With a full bladder begin at midline and take right and left lateral images in sagittal. Measure the bladder wall per protocols or indication. A normal adult bladder can hold about 470 ml of urine or about 2 cups.
Turning your transducer counter clockwise you’ll be in the transverse plane. You may sweep from superior to inferior and take images accordingly. If clinically warranted watch for and take ureteral jets by placing doppler over the ureteral orifice (the ureteral jets are the periodic efflux of urine into the bladder by ureteral peristalsis).

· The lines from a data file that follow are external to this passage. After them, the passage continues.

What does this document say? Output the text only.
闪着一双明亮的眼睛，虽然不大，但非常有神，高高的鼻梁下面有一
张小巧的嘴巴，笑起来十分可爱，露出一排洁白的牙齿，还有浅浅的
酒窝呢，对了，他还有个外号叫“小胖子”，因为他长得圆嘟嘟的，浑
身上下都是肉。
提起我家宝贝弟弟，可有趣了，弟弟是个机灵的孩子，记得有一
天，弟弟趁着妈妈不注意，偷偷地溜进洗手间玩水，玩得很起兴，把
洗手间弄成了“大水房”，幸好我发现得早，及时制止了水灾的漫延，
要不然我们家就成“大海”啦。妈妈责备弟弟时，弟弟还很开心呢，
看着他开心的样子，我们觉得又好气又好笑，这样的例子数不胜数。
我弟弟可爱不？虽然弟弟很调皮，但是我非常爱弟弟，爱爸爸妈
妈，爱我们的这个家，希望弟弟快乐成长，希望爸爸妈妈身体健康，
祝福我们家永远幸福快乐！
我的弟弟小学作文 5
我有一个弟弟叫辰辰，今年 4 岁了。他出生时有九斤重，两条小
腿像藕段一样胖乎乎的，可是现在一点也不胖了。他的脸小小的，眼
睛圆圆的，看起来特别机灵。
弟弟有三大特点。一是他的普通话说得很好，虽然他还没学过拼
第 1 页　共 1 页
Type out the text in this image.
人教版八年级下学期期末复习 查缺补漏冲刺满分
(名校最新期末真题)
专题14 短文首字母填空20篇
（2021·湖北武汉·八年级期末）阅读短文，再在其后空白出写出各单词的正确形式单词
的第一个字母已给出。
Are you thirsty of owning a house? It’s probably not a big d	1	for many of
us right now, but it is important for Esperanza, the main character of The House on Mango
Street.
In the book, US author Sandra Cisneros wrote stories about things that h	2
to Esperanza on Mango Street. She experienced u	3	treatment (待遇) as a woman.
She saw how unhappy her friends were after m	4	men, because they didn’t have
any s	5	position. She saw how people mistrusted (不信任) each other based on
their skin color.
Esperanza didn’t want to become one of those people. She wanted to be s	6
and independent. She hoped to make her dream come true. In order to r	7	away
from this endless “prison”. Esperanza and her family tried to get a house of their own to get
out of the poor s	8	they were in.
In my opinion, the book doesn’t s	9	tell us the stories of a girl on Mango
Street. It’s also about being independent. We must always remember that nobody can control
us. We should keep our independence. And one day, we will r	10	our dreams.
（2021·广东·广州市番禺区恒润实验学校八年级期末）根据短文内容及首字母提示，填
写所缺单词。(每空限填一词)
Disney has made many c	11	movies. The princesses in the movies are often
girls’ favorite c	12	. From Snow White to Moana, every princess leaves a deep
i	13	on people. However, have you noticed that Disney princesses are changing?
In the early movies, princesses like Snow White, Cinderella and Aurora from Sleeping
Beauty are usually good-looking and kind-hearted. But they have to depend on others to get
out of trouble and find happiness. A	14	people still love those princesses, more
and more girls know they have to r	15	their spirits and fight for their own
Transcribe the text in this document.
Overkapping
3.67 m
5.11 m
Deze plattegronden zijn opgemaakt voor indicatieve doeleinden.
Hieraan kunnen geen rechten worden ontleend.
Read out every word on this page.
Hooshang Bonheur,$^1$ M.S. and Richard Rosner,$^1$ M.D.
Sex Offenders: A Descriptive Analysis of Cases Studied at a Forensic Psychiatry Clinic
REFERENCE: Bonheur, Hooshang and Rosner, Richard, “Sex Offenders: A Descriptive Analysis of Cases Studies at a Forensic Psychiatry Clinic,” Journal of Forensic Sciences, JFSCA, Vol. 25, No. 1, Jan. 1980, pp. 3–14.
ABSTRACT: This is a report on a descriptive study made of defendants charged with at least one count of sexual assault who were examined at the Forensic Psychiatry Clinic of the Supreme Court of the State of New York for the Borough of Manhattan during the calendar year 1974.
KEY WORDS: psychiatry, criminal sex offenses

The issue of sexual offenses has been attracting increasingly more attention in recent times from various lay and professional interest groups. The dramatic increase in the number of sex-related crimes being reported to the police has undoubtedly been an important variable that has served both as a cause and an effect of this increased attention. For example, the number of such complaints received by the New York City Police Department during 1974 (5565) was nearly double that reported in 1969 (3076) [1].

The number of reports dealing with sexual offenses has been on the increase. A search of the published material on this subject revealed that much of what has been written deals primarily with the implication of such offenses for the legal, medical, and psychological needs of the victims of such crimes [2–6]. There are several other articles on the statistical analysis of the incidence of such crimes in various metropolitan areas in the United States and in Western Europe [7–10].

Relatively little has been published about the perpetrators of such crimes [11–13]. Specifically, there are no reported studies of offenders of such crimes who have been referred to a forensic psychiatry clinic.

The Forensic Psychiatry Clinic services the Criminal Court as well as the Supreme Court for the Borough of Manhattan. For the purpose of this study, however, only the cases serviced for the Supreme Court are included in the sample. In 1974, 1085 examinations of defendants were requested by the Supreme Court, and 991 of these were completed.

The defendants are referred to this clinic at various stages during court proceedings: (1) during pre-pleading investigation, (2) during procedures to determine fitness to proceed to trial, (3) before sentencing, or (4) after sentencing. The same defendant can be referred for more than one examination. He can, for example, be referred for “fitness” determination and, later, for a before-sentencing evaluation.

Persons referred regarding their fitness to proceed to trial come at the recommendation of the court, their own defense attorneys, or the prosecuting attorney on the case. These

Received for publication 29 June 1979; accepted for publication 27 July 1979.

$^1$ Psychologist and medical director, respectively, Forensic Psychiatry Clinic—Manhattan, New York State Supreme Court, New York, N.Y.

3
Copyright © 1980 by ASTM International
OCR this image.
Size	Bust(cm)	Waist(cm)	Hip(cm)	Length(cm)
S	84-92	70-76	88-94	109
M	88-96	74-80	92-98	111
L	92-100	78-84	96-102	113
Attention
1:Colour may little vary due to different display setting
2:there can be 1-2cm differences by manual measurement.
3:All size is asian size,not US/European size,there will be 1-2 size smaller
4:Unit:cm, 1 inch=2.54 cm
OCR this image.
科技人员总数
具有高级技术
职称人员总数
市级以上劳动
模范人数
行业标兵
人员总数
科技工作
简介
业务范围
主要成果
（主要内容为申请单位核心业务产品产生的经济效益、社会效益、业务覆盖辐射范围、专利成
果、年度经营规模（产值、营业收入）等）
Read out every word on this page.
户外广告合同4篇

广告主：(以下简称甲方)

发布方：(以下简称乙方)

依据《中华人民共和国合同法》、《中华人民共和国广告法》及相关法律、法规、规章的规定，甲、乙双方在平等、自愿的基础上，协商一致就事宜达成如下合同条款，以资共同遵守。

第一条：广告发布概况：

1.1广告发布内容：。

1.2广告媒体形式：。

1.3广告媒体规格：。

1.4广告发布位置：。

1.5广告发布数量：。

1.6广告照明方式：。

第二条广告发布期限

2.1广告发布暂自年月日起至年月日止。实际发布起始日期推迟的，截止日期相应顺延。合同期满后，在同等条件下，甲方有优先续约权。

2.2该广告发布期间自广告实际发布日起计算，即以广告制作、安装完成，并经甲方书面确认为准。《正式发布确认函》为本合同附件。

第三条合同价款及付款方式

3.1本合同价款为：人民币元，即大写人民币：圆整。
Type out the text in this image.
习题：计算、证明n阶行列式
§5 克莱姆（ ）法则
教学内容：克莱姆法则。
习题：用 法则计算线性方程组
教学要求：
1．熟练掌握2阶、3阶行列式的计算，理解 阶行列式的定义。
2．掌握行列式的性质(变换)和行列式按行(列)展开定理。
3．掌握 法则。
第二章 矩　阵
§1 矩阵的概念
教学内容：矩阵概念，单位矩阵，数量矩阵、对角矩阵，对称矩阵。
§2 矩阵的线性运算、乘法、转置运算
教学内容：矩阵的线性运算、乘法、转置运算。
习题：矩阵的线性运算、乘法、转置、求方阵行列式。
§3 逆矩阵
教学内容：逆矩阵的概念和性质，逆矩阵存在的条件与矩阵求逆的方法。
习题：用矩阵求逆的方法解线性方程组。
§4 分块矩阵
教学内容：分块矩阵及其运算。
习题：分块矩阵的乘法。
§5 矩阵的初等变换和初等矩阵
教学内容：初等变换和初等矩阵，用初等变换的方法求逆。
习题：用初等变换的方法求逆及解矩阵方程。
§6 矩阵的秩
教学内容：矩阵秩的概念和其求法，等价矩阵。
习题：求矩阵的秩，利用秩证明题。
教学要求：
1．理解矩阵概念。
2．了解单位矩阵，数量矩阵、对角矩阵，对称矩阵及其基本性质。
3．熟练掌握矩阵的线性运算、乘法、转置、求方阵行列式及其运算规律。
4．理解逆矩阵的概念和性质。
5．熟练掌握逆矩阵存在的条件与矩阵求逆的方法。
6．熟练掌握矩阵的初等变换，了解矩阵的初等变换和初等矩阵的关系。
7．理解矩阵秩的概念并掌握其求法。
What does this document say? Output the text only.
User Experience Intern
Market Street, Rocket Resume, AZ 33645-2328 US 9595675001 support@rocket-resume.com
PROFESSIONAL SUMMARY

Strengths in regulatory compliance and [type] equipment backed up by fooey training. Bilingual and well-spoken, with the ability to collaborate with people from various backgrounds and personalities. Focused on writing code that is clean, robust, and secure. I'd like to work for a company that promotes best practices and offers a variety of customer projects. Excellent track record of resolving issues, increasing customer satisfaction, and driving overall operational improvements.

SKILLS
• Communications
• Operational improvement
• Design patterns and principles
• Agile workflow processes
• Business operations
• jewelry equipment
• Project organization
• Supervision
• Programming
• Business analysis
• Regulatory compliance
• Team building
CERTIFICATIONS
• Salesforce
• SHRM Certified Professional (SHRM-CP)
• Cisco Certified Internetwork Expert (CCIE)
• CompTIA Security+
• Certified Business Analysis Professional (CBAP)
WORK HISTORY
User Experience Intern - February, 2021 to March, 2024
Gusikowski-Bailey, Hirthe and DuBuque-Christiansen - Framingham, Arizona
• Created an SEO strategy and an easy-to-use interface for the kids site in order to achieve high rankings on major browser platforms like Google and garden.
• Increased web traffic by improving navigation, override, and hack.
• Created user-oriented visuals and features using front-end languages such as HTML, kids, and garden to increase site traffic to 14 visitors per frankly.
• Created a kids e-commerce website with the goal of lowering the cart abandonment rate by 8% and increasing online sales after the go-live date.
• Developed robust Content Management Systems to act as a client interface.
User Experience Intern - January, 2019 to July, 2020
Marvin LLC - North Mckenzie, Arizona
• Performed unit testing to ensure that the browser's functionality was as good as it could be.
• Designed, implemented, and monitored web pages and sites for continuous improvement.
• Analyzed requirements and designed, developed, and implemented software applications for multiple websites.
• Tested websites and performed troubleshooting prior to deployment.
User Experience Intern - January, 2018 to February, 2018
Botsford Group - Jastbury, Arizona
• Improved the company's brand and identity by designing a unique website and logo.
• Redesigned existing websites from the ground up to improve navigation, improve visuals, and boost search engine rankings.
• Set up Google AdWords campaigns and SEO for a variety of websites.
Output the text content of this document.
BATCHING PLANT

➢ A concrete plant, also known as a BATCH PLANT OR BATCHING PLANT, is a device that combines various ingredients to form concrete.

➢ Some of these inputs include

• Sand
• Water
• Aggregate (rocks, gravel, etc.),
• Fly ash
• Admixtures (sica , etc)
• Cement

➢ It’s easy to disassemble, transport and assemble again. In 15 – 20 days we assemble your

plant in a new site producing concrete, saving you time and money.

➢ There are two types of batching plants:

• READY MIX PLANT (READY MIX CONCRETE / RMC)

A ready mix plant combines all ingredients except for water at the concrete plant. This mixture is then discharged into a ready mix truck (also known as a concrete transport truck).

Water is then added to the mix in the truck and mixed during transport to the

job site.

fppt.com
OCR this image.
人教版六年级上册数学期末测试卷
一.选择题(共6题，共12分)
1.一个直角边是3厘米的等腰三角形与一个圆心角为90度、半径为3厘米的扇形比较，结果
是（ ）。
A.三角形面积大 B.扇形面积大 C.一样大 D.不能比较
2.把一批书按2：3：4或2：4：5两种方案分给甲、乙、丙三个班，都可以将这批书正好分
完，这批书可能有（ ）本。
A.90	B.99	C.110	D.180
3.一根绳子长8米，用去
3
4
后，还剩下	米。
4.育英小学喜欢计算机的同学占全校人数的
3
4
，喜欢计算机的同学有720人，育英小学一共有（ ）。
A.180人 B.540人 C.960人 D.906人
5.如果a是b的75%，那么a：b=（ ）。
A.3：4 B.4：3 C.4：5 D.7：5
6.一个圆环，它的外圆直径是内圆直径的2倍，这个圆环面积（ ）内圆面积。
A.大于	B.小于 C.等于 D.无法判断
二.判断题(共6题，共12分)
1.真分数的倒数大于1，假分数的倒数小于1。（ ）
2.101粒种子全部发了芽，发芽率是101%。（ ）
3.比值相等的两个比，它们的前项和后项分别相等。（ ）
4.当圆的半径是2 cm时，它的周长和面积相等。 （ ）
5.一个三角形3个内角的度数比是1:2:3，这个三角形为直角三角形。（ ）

Using a curved or sector transducer take sagittal images using the liver as an acoustic window. Aske the patient to breath deeply and hold it to improve visualization. Compare the echogenicity of the kidney to the liver, the liver should be more echogenic.Take medial, lateral and midline sagittal images, color doppler is not required by every laboratory, use if clinical indicated or warranted, (i.e. trying to rule out pyelonephritis, mild hydronephrosis versus renal vein at the hilum, making a calculus exhibit the twinkle artifact etc…)
In transverse take superior, mid and inferior pole images as shown in the image below. Again use patient breathing to assist in visualization.
Repeat the steps for the right kidney. The spleen not being as large as the liver offers a poor window for the left kidney, which is also close to the stomach. As such visualization can be more difficult of the left kidney. Having the patient holding their inspiration can help as can using a sector probe and scanning through the intercostal spaces. Another technique is asking the patient to turn right lateral oblique.
As on the right so goes the left, take superior, mid and inferior pole shots of the left kidney, compare the echogenicity of the left kidney to the spleen. The spleen should be more echogenic than the kidney.
PRONE POSTEROANTERIOR (PA) VIEWS
Lastly have the patient lay on their abdomen, the prone position, and scan the kidneys from the back. They will be located just lateral to the spine on either side. These views are not required in every laboratory, however they can assist by offering alternative views and opportunities to discover pathology that may go missing in traditional anterior views. Take transvers and sagittal views. In slimmer patients use a linear probe and you’ll be pleased at great images you can acquire!